Mike Clark
Mike Clark was a Ph.D. student working with Cesar Milstein from 1978-1981 carrying out research into the recently described technology of making monoclonal antibodies (Kohler and Milstein 1975). During that period he met with Herman Waldmann who had also gone to work with Cesar Milstein in order to learn how to make use of the technique of monoclonal antibodies with the aim of applying this knowledge in human therapy.
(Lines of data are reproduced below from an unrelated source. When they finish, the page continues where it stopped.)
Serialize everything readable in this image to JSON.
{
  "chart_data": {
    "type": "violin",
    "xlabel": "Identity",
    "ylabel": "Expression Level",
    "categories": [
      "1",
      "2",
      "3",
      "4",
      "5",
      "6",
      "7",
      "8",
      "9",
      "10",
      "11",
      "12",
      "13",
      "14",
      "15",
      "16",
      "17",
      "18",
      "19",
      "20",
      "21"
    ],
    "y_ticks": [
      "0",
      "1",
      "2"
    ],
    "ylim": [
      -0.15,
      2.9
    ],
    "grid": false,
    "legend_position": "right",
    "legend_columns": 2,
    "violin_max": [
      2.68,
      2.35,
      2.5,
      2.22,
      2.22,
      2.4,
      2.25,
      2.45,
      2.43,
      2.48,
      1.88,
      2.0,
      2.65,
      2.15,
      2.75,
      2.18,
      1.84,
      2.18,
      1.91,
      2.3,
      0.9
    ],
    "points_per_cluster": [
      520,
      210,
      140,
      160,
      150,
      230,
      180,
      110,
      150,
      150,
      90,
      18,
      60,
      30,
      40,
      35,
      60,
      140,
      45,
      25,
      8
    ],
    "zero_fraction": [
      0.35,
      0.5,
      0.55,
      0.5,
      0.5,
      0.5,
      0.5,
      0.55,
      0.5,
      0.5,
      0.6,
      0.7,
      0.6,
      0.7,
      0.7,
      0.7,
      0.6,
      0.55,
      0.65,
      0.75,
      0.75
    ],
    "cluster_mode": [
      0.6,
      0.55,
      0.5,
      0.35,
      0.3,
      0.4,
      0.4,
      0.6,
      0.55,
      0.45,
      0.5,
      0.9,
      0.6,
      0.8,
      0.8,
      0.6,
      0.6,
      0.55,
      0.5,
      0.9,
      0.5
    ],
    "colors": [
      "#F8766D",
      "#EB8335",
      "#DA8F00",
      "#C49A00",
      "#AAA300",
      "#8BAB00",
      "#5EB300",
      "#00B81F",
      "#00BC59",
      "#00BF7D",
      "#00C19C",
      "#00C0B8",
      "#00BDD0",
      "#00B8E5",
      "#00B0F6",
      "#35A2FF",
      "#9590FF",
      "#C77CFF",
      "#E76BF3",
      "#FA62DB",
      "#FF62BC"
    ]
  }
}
On leaving LMB, Mike Clark joined Waldmann’s research team with the aim of making monoclonal antibodies against human lymphocyte cell surface antigens for applications in human bone-marrow transplantation. One of the antibodies, against the human CD52 antigen, later to be known as CAMPATH, looked to be of use in immunosuppression and the treatment of B-cell malignancies. However because the antibody was of rat origin it proved to be immunogenic during repeated administration. Waldmann and Clark approached another LMB colleague, Greg Winter, and sought his assistance in the humanisation of CAMPATH. This work was published in Nature in 1988 and was the first humanised antibody for human therapeutic application. After a further period of clinical development, in 2001 the antibody was granted approval by the FDA for therapeutic use in treatment of B-CLL under the generic name alemtuzumab.
Mike Clark continues to work on antibody structure and function, and on the application of antibodies for therapeutic and diagnostic use. He runs a research group working within the Department of Pathology, University of Cambridge.